Golpes na impunidade

Golpes na impunidade

Os descrentes na política terão que rever os conceitos. O Brasil ainda tem muita sujeira para limpar, mas a faxina democrática continua de forma inclemente, mandando para casa ou até mesmo para cadeia quem não respeita a lei. Embora o banimento de algumas figuras da política seja importante, o processo tem algo pedagógico bem mais valioso que a simples expulsão de alguns nomes. Se as regras do sistema não forem rígidas o suficiente para impor limites, a corrupção na política se perpetua da mesma forma que o tráfico de drogas se tornou perene. Quando a polícia tira um traficante de circulação, logo aparece outro para ocupar o posto. Na jovem democracia brasileira, pós-ditadura de 1964, acontece algo semelhante. Instalou–se no país um regime que nada tem a ver com o parlamentarismo ou com o presidencialismo. Vigora o sistema da corrupção, da esperteza e da desonestidade, que monta modernos currais eleitorais para perpetuar a hegemonia das dinastias e dos coronéis da política nos parlamentos e nos órgãos executivos. Se antes, esses senhores feudais mantinham a hegemonia política sob a ameaça das armas e da violência, hoje, os métodos são bem mais sofisticados e incluem a concessão de emprego e a distribuição de benefícios que amarram de forma promíscua o eleitor ao político. 

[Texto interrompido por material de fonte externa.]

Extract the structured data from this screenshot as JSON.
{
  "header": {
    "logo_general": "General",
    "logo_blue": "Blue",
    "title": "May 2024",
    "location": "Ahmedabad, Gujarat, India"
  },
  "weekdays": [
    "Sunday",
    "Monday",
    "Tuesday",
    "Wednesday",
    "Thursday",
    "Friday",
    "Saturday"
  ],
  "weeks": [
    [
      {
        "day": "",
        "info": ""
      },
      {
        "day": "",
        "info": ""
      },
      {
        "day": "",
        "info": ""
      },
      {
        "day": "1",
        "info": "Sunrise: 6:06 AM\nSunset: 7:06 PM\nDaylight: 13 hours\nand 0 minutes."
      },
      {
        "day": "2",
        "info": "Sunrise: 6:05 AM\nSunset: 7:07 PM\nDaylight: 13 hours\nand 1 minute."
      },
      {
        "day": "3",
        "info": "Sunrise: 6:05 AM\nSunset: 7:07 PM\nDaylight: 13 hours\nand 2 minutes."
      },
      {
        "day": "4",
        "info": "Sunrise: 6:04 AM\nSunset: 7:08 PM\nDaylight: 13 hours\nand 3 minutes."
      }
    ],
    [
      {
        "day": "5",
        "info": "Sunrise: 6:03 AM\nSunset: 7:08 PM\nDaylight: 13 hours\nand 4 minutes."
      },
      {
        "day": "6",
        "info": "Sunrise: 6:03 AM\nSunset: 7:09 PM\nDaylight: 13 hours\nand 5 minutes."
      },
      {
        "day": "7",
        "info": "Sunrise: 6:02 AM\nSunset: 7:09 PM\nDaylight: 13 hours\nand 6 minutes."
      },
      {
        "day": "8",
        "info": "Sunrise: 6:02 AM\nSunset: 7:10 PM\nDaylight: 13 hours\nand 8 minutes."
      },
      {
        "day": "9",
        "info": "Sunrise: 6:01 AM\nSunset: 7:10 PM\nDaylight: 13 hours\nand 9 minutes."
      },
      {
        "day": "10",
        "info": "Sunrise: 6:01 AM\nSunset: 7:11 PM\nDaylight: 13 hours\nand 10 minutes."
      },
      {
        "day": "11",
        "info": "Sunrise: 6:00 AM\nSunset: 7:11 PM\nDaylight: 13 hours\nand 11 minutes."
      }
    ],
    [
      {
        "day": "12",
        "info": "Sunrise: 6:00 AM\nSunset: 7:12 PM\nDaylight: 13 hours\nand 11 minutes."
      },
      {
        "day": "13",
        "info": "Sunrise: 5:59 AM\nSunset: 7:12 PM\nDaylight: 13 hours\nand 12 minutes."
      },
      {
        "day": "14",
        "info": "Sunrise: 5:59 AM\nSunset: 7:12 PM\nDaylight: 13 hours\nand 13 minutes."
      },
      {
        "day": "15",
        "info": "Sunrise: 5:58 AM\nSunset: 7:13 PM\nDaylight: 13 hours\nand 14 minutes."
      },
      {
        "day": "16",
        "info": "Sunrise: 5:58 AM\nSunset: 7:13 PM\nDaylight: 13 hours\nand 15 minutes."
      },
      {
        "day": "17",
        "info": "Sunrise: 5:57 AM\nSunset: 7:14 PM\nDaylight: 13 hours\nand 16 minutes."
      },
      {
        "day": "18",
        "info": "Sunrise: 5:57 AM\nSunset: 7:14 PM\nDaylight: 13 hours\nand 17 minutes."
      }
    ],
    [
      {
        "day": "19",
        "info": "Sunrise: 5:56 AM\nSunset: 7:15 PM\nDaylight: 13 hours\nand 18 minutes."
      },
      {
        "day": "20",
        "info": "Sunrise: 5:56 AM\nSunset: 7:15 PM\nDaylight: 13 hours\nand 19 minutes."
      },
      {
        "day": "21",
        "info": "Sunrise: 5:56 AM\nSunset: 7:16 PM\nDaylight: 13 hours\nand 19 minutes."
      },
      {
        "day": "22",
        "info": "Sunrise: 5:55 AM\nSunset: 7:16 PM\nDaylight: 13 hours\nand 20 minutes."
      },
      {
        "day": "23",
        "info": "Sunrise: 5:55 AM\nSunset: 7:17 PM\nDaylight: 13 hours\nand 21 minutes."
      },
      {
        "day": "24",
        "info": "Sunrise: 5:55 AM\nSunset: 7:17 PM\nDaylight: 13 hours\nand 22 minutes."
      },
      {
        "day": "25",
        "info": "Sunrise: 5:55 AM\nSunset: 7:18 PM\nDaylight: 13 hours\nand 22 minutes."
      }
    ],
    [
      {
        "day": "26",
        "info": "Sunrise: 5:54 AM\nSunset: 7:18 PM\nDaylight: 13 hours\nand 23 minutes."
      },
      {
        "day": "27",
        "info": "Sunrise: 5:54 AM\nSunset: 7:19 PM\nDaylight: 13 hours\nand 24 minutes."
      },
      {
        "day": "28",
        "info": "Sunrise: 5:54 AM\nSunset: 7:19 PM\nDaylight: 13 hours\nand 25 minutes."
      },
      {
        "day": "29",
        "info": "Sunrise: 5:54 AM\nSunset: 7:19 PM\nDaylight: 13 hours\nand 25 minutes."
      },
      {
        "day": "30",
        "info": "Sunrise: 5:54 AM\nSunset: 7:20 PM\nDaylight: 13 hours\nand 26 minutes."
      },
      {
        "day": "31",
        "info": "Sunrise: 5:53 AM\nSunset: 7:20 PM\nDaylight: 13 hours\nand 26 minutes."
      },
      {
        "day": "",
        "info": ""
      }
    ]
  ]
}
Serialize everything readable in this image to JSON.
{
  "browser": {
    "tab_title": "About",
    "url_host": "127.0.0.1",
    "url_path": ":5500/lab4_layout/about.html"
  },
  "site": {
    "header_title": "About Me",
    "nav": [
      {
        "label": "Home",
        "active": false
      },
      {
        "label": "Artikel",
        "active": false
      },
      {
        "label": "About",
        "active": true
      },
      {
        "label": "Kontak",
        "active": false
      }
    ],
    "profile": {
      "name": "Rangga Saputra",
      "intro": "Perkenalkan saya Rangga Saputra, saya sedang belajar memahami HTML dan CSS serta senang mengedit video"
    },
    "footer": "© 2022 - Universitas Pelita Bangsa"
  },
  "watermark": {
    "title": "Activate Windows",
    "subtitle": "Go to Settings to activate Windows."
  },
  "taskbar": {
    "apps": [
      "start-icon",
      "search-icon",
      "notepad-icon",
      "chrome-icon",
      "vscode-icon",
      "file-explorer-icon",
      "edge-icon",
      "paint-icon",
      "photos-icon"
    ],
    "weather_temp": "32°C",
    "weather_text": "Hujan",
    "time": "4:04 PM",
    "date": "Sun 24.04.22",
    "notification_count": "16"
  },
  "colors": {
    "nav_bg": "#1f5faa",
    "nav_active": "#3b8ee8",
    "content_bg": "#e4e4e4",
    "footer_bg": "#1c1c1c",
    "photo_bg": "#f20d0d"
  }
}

Embora tenha dado muito trabalho e demandado um tempo muito caro, que impôs enormes sacrifícios econômicos aos cidadãos, o que o Brasil fez em 15 dias, de acordo com o que determinam as instituições, não se encontra facilmente na geopolítica mundial. Com toda a controvérsia que cerca questões de tão relevante interesse, no dia 31 de agosto, o Senado Federal, transformado em corte suprema, afastou a presidente. Exatos doze dias depois, a Câmara dos Deputados cassou o mandato do terceiro político mais importante do país. Mesmo tendo entre os senadores ex-ministros do seu governo, Dilma Rousseff perdeu por 61 a 20. Quem imaginaria que o poderoso Eduardo Cunha, que em fevereiro de 2015 foi eleito presidente da Câmara dos Deputados com mais de 200 votos, tomaria um baile de 450 a 10? 

A análise da contabilidade desses votos permite uma conclusão interessante. Contrariando a matemática, nesse caso, os números não valem pelos valores absolutos, mas pelo significado representativo. Nessas e em outras ocasiões, o apoio aos derrotados vai minguando conforme aumenta a pressão popular. Isso evidencia a ampliação do poder da opinião pública via mídias sociais, reportagens veiculadas na internet e o noticiário da imprensa. Cunha, por exemplo, chegou a controlar uma bancada interpartidária com mais de 200 deputados. No dia da cassação, apenas cinco “se arriscaram” a apertar a sua mão na frente dos holofotes. Embora tenha sido o processo mais longo da história do Conselho de Ética da Câmara dos Deputados, a cassação representa uma vigorosa vitória contra a impunidade. O Congresso Nacional e a política ainda estão cheios de “Cunhas”, daí a importância que se estabeleça um novo parâmetro de atuação para o Legislativo e o Executivo, baseado na ética e na moralidade.

A simples expulsão de alguns nomes não seria suficiente para regenerar o sistema. A operação Lava Jato, que vai fazer escola pelo país, as cassações, o impeachment de governantes e as intermináveis operações da Polícia Federal estão resgatando aquela antiga máxima de que o crime não compensa. As cifras reveladas em inúmeros escândalos – Petrolão e Mensalão — deixavam no ar a mensagem de que o crime compensava e muito. Hoje, os interessados em transgredir a lei, no mínimo, pensarão duas vezes antes de se tornarem alvos de alguma investigação.  Os resultados desse combate à impunidade já aparecem, visivelmente, nas campanhas eleitorais que este ano estão bem mais acanhadas que outrora. O risco de doar para algum candidato que pode cair em alguma rede afastou os doadores contumazes. Agora, os ilícitos continuam, mas com menor intensidade e sob a sombra da punição.

Guardadas as devidas proporções, de forma inédita, Ribeirão Preto experimenta processo semelhante ao que ocorre no país. Na próspera terra do café, havia uma sensação de que os ilícitos, os apadrinhamentos, as falcatruas e os golpes contra as contas públicas nunca seriam descobertos. Em apenas duas semanas, nove vereadores foram afastados, trinta e uma pessoas viraram réus em processos de corrupção ativa e passiva e 12 pessoas tiveram as prisões decretadas. Demorou bastante, mas Ribeirão Preto e o Brasil estão entrando nos eixos.